I have use .htaccess to set session time to one day. Checking with phpinfo() it shows the local value is 86400. Using ini_get also returns 86400
But no file in the sessions folder is older then 25 min. 1440 sec from the standard php.ini
What else can I do to increase the session timeout for the admin folder?
Upvotes: 1
Views: 1019
Reputation: 11943
It is not clear which php configurations you have modified to 86400
, but PHP sessions are tied to multiple configuration directives that can effect a session's life time.
Since sessions are made up of two parts (the cookie that lives on the client side, and the session file that lives on the server side) there are two main values controlling each of their life times.
The cookie is controlled by the session.cookie_lifetime
directive, which by default is set to 0
, meaning it expires as soon as the user closes their browser. This value should typically be greater than or at least equal to the session_gc.maxlifetime
value.
The session file on the server is controlled by the session.gc_maxlifetime
directive, which by default is set to 1440
seconds (which is 24 minutes). This the amount of time the server-side session can remain inactive before it is marked for garbage collection by PHP.
There are a number of other variables effecting garbage collection of server-side sessions, but primarily both the session life time and the cookie lifetime must be equal in order for the session to effectively last at least that long. Both directives are in number of seconds.
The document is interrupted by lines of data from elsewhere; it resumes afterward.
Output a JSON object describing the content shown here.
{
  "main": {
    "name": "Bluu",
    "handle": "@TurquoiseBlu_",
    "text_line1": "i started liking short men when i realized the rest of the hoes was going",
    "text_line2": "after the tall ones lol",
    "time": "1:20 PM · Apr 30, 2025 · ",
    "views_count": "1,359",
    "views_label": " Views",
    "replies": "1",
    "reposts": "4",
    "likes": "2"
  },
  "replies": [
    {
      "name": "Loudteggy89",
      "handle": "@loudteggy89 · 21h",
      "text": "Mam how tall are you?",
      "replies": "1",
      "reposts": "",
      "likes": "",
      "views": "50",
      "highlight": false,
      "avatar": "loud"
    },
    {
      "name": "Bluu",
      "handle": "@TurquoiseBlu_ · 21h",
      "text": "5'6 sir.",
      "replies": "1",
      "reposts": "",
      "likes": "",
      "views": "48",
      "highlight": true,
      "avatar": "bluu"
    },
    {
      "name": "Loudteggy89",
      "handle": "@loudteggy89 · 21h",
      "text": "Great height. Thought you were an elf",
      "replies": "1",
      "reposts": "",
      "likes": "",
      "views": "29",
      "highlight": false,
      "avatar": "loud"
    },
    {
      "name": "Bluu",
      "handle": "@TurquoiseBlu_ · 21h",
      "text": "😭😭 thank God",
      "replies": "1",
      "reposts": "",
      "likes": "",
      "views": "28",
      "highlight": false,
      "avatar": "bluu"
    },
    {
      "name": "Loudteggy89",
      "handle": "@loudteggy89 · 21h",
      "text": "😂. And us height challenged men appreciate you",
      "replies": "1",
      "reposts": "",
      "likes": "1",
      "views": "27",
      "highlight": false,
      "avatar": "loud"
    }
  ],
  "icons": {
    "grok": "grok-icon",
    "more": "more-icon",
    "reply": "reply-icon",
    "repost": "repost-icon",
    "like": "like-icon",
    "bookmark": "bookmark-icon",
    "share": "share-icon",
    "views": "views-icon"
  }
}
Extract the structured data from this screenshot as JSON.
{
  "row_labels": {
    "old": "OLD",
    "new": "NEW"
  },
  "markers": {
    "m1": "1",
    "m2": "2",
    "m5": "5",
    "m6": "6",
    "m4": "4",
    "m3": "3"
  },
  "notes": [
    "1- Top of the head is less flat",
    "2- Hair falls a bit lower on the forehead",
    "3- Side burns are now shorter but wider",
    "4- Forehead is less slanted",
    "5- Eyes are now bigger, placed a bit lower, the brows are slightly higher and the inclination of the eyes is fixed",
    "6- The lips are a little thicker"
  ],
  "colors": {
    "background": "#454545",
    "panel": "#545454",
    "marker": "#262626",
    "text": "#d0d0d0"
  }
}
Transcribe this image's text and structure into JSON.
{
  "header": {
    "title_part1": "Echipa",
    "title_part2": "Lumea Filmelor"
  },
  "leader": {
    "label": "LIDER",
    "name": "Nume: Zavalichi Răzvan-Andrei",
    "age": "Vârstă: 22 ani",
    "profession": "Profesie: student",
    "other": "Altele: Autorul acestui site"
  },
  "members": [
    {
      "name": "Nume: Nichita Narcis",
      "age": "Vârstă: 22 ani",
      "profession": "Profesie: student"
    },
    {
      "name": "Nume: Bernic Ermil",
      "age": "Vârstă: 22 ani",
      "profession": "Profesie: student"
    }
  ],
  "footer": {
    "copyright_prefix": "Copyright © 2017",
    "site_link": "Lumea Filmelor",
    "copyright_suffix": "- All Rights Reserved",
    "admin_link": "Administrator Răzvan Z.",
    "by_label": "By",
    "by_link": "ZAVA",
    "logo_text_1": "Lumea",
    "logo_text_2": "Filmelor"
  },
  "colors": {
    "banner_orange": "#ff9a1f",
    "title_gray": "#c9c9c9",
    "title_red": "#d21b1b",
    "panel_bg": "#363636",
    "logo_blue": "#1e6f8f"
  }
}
Finally, there is the off chance that you are using a patched up version of PHP (like those typically offered by Debian-based distros such as Ubuntu), which place their own garbage collection routine in their PHP package. This can be controlled by a system crontab that does its own garbage collection routine and may effectively change the stock PHP behavior unexpectedly.
Note: If different scripts have different values of
session.gc_maxlifetime
but share the same place for storing the session data then the script with the minimum value will be cleaning the data. In this case, use this directive together withsession.save_path
.
Meaning that if you have multiple sessions residing in the same directory, with differing lifetime values, then it's likely the smallest lifetime will trigger the garbage collector to clean up those sessions. This is because the gc does not bother to distinguish sessions based on their varying configurations, but based on which session triggers the gc on a specific storage path (then all the files exceeding the TTL are cleaned up regardless).
So just put those sessions you want to have different lifetimes for in different directories by giving them a different session.save_path
than the default sessions you typically want to last for a shorter time.